溫故知新 Old wisdom, today’s insight — ONGO
Shall I Be Dragged Resenting Fate, or Walk It Willingly?
If I arrive at the same place regardless, shall I be dragged resenting fate, or willingly walk beside it?
Fate leads the willing and drags the unwilling.
This question was the practical essence of Stoic fatalism. Cleanthes composed a prayer entrusting himself wholly to the reason of the cosmos, and Seneca forged it into the Roman tongue as a maxim for living. Epictetus systematized the same spirit into the division of "what is up to us and what is not," and Marcus prescribed the wisdom to himself each imperial night. Yet from the other side the Epicureans criticized this willing compliance as a surrender of freedom, and later Romanticism raised rebellion against fate as human dignity. Does compliance give serenity or compel submission — Seneca's single line inscribed Stoicism's answer most gracefully upon that fork.

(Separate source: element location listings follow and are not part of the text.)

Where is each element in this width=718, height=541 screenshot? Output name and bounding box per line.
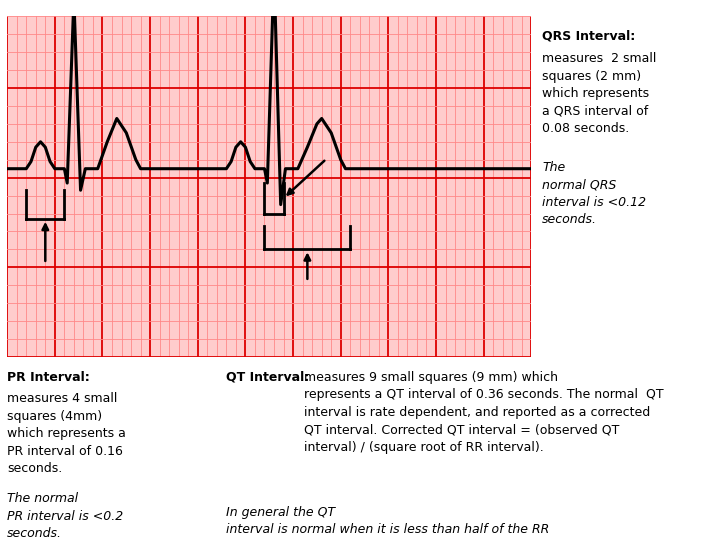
Text: PR Interval:: PR Interval: [7, 371, 90, 384]
Text: QRS Interval:: QRS Interval: [542, 30, 635, 43]
Text: In general the QT
interval is normal when it is less than half of the RR
interva: In general the QT interval is normal whe… [226, 506, 549, 541]
Text: The
normal QRS
interval is <0.12
seconds.: The normal QRS interval is <0.12 seconds… [542, 161, 646, 226]
Text: measures 4 small
squares (4mm)
which represents a
PR interval of 0.16
seconds.: measures 4 small squares (4mm) which rep… [7, 392, 126, 475]
Text: measures  2 small
squares (2 mm)
which represents
a QRS interval of
0.08 seconds: measures 2 small squares (2 mm) which re… [542, 52, 656, 135]
Text: QT Interval:: QT Interval: [226, 371, 309, 384]
Text: The normal
PR interval is <0.2
seconds.: The normal PR interval is <0.2 seconds. [7, 492, 123, 540]
Text: measures 9 small squares (9 mm) which
represents a QT interval of 0.36 seconds. : measures 9 small squares (9 mm) which re… [304, 371, 663, 453]
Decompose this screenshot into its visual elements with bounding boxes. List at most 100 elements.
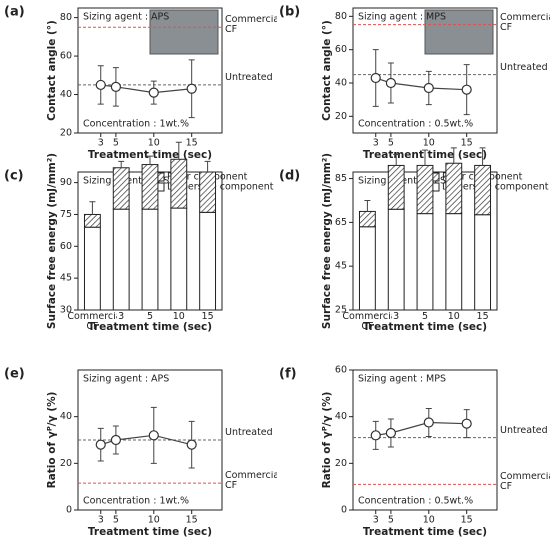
bar-segment [170, 158, 188, 209]
series-line [100, 434, 192, 446]
data-point [370, 72, 381, 84]
y-tick-label: 75 [60, 209, 72, 220]
annotation: Sizing agent : APS [83, 12, 169, 23]
x-tick-label: 3 [98, 515, 104, 526]
error-bar [393, 153, 400, 166]
y-tick-label: 60 [335, 44, 347, 55]
y-tick-label: 45 [335, 261, 347, 272]
reference-label: Commercial CF [500, 13, 550, 33]
panel-label: (f) [279, 367, 297, 382]
reference-label: Untreated [500, 425, 548, 436]
reference-label: Untreated [500, 63, 548, 73]
data-point [385, 427, 396, 439]
bar-segment [199, 171, 217, 213]
error-bar [147, 155, 153, 165]
y-axis-label: Surface free energy (mJ/mm²) [46, 153, 58, 329]
x-tick-label-text: 10 [172, 312, 185, 322]
reference-label: Untreated [225, 428, 273, 438]
reference-label: Commercial CF [225, 15, 277, 35]
error-bar [175, 141, 182, 160]
x-tick-label: 3 [393, 312, 400, 322]
data-point [95, 439, 106, 450]
data-point [423, 417, 434, 428]
y-tick-label: 20 [60, 458, 72, 469]
y-tick-label: 0 [341, 505, 347, 516]
x-tick-label: 3 [98, 138, 104, 149]
error-bar [364, 199, 371, 212]
data-point [461, 84, 472, 95]
y-tick-label: 0 [66, 505, 72, 516]
series-line [375, 421, 467, 436]
y-tick-label: 45 [60, 273, 72, 284]
error-bar [422, 149, 428, 166]
data-point [461, 418, 472, 429]
data-point [385, 77, 396, 89]
x-tick-label-text: 15 [201, 312, 214, 322]
y-axis-label: Ratio of γᴾ/γ (%) [46, 392, 58, 489]
y-tick-label: 90 [60, 177, 72, 188]
reference-label: Untreated [225, 73, 273, 83]
panel-label: (d) [279, 169, 300, 184]
y-tick-label: 60 [60, 51, 72, 62]
data-point [110, 434, 121, 446]
x-tick-label: 10 [447, 312, 460, 322]
data-point [95, 79, 106, 91]
x-tick-label: 15 [461, 515, 473, 526]
y-axis-label: Contact angle (°) [46, 20, 58, 121]
panel-label: (b) [279, 5, 300, 20]
x-axis-label: Treatment time (sec) [363, 526, 487, 538]
x-axis-label: Treatment time (sec) [88, 526, 212, 538]
bar-segment [387, 164, 405, 210]
x-tick-label: 5 [113, 515, 119, 526]
x-tick-label: 15 [201, 312, 214, 322]
bar-segment [112, 208, 130, 311]
y-axis-label: Ratio of γᴾ/γ (%) [321, 392, 333, 489]
x-tick-label: 3 [373, 515, 379, 526]
y-tick-label: 40 [335, 411, 347, 422]
panel-label: (a) [4, 5, 25, 20]
legend-label: Dispersive component [167, 182, 274, 193]
annotation: Concentration : 1wt.% [83, 119, 189, 130]
reference-label-text: Commercial CF [500, 472, 550, 493]
bar-segment [474, 214, 492, 311]
data-point [148, 430, 159, 441]
error-bar [204, 160, 211, 172]
plot-frame [77, 7, 223, 134]
x-tick-label-text: 3 [118, 312, 125, 322]
annotation: Sizing agent : MPS [358, 12, 446, 23]
x-tick-label: 15 [186, 515, 198, 526]
error-bar [479, 147, 486, 166]
x-tick-label: 3 [118, 312, 125, 322]
x-tick-label-text: Commercial CF [342, 312, 392, 332]
y-tick-label: 20 [335, 111, 347, 122]
y-tick-label: 60 [60, 241, 72, 252]
bar-segment [83, 226, 101, 311]
data-point [186, 83, 197, 94]
y-tick-label: 40 [60, 89, 72, 100]
x-axis-label: Treatment time (sec) [88, 321, 212, 333]
x-tick-label-text: 5 [421, 312, 429, 322]
y-tick-label: 80 [60, 12, 72, 23]
bar-segment [141, 164, 159, 210]
panel-label: (e) [4, 367, 25, 382]
x-axis-label: Treatment time (sec) [363, 321, 487, 333]
y-tick-label: 65 [335, 217, 347, 228]
x-tick-label-text: 3 [393, 312, 400, 322]
x-tick-label: 10 [148, 138, 160, 149]
inset-photo [424, 9, 494, 55]
error-bar [118, 160, 125, 168]
x-axis-label: Treatment time (sec) [88, 149, 212, 161]
x-tick-label-text: 10 [447, 312, 460, 322]
error-bar [89, 201, 96, 215]
x-tick-label: Commercial CF [67, 312, 117, 332]
x-tick-label-text: 15 [476, 312, 489, 322]
bar-segment [445, 213, 463, 311]
y-tick-label: 30 [60, 305, 72, 316]
y-tick-label: 40 [60, 411, 72, 422]
bar-segment [83, 213, 101, 228]
annotation: Concentration : 0.5wt.% [358, 119, 473, 130]
x-tick-label: 5 [113, 138, 119, 149]
reference-label-text: Untreated [500, 425, 548, 436]
x-tick-label: 15 [461, 138, 473, 149]
series-line [375, 77, 467, 91]
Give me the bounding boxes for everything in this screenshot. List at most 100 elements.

In an age where helplessness piles up before the unchangeable, Seneca's question — choose not direction but attitude — returns a walk to the heart that was being dragged.
Rendering the prayer of his Stoic forebear Cleanthes into Latin, Seneca compressed it to a single line: fate leads the willing and drags the unwilling.
📝I, Too, Stand Before It
Rendering the prayer of his Stoic forebear Cleanthes into Latin, Seneca compressed it to a single line: fate leads the willing and drags the unwilling. If the destination is the same, the question is not direction but attitude — to be dragged, or to walk. I sense this question is Stoicism's last wisdom for governing regret and resentment. Resenting does not halt fate; only the dragged self is bruised. I stand before it too, deciding each time on an unchangeable road whether to drag my feet or walk.